Date of Award


Document Type


Degree Name

Master of Science (MS)

Legacy Department

Materials Science and Engineering


Richardson, Kathleen

Committee Member

Kornev , Konstantin

Committee Member

Luzinov , Igor

Committee Member

Dussauze , Marc


The results in this thesis are from our efforts to modify the optical properties of solution-derived chalcogenide glass films by the incorporation of nanomaterials. First, the composition Ge23Sb7S70 was selected as the appropriate glass matrix for testing because solution-derived films of this composition have been well-studied in our group. Additionally, this composition was found to be less sensitive to certain processing parameters than As2S3, another well-studied, candidate chalcogenide glass composition, making Ge23Sb7S70 more suitable for the addition of nanomaterials. Optimization of film process parameters was performed to obtain high-quality films appropriate for doping with nanomaterials.
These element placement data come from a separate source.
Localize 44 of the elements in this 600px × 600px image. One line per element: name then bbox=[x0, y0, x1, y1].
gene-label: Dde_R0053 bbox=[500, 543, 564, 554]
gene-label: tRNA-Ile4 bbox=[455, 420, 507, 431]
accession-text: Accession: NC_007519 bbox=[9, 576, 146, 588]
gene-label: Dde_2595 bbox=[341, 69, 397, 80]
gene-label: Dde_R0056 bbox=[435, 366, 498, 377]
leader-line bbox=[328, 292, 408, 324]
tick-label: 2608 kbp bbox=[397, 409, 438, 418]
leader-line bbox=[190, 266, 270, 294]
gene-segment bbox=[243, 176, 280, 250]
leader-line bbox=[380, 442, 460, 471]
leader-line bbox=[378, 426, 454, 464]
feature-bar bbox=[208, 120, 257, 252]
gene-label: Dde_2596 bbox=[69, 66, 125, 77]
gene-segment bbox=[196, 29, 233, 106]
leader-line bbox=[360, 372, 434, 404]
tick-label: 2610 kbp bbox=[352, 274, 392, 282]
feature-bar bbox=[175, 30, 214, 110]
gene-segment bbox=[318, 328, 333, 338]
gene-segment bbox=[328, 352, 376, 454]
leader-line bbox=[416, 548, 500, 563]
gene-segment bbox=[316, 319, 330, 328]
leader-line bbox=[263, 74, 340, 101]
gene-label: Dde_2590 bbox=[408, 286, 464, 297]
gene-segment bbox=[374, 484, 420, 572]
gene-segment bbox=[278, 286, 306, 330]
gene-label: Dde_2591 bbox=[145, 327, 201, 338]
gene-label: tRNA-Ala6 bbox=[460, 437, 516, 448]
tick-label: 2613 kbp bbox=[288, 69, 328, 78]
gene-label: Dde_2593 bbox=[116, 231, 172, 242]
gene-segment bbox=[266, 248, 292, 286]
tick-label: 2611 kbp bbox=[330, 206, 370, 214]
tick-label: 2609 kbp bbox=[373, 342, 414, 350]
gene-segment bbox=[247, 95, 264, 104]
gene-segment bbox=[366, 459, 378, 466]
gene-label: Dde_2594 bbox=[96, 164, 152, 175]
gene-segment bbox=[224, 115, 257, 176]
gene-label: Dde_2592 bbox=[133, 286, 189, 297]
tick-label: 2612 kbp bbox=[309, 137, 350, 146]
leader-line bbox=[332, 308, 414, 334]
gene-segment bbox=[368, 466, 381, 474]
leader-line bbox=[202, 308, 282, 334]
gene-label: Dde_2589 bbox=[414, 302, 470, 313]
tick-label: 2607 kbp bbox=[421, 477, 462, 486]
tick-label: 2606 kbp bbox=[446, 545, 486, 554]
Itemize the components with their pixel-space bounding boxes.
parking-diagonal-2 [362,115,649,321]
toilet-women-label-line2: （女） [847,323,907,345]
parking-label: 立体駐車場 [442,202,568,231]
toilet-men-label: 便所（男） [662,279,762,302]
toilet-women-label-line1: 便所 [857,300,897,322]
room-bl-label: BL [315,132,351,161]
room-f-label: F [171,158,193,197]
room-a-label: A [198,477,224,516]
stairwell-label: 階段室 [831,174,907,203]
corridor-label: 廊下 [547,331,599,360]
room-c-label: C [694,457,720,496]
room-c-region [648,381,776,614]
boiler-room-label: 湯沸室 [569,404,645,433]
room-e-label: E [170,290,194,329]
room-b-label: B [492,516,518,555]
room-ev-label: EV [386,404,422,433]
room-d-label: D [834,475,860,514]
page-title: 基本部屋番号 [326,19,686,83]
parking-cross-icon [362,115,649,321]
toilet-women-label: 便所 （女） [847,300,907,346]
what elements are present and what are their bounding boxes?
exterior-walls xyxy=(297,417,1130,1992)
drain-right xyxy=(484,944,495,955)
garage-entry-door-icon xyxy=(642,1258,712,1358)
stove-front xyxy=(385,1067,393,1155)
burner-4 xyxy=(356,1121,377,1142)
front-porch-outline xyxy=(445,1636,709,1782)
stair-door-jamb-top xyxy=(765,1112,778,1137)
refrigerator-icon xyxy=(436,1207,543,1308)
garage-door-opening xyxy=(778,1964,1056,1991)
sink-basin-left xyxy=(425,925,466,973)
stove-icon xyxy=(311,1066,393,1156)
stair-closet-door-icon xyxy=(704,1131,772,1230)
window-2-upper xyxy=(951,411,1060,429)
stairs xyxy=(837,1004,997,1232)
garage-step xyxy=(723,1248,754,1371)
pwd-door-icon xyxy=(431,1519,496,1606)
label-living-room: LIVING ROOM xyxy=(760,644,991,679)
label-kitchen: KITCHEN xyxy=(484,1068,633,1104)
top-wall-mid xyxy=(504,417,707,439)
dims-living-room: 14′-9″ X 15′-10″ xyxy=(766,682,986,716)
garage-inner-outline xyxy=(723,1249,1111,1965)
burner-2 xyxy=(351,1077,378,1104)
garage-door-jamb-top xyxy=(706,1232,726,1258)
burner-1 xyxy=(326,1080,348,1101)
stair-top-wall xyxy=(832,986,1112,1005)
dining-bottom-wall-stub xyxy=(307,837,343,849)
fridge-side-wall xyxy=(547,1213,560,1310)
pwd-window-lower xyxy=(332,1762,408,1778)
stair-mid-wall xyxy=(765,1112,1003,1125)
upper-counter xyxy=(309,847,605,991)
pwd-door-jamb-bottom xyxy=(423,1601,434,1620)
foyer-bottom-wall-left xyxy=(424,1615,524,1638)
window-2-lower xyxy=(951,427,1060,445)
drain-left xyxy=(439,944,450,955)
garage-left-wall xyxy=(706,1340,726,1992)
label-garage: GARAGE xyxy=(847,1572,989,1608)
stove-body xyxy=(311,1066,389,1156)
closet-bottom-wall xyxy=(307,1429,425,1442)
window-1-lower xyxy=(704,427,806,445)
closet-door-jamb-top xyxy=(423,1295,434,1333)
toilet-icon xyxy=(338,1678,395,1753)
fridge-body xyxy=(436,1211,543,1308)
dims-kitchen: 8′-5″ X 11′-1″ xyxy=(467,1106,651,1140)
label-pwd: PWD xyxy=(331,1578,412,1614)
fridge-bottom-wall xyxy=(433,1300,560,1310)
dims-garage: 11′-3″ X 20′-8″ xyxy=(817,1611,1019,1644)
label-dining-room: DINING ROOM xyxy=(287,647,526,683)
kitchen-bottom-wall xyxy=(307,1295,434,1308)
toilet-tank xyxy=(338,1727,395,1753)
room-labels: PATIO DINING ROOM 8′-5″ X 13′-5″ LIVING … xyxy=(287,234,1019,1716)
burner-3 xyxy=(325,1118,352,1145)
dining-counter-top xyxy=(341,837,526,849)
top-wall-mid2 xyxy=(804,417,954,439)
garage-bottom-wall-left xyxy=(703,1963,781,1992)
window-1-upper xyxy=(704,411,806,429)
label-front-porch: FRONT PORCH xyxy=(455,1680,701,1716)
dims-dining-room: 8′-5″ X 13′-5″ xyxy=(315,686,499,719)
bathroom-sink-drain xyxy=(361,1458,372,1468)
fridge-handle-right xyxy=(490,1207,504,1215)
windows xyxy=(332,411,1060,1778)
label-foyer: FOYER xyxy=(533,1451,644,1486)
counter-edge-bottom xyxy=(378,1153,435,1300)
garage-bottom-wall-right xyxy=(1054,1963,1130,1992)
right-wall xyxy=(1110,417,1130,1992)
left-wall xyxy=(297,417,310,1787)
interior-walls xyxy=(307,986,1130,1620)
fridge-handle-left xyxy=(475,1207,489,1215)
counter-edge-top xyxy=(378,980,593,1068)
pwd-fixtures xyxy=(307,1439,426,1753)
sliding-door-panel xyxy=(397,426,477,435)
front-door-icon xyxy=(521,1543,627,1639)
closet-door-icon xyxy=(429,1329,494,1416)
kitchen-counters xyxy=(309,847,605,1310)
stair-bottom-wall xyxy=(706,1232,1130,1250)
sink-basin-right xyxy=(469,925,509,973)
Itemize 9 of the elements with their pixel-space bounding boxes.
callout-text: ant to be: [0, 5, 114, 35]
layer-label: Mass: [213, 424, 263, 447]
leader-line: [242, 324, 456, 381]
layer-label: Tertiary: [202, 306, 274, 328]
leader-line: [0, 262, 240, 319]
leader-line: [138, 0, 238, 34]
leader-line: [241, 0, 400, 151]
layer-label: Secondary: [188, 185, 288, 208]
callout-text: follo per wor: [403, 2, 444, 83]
This consisted of determining the maximum solubility of glass in propylamine solvent to obtain films of adequate thickness, as well as optimizing the water content in the propylamine to minimize surface roughness and cracking. Two classes of nanomaterials were used to investigate the principles of doped films, spherical metallic nanoparticles (MNPs), and spherical semiconductor nanoparticles, also known as quantum dots (QDs). Gold was the particular type of MNP used, and is characterized by its surface plasmon resonance (SPR) absorption band, which is tunable and environment sensitive, and leads to interesting properties such as magneto-optic effects. Two types of QDs were used, CdSe and PbS. QDs are widely known for their high photostability and luminescence, which is tunable by varying the size of the QD. CdSe exhibits luminescence in the visible spectral region, while PbS emits in the near-infrared (NIR).
With Au nanoparticles, experiments were performed to determine the maximum nanoparticle concentration in the glass solution by utilizing UV-vis-NIR spectroscopy. Films were then deposited and characterized by their absorption spectra. In the case of QDs, solutions were not stable for long enough periods of time, so only the films deposited from the solutions could be analyzed. UV-vis-NIR spectroscopy and photoluminescence measurements were used to observe the intensity and location of the characteristic absorption and luminescence bands of the QDs. Quantum yield and luminescence lifetime were used to quantitatively characterize the behavior of the QDs in different environments when possible. Different organic ligands on the surface of the QDs were tested and compared to evaluate their effect on the behavior of the QD. The results show that small amounts of Au MNPs can be dispersed in a chalcogenide glass solution with minimal aggregation, as quantified by the absorption spectra. Comparison of the optical behavior of the films to that of the solutions showed that the concentration of Au MNPs was too low to observe the characteristic SPR band. The results of the QD testing show that luminescence can be observed from a deposited film, and that the behavior of the QDs, characterized by quantum yield and lifetime, varies greatly in different environments. Furthermore, it was found that different capping agents led to different behavior of the QDs in the glass solution, affecting the properties of the deposited film.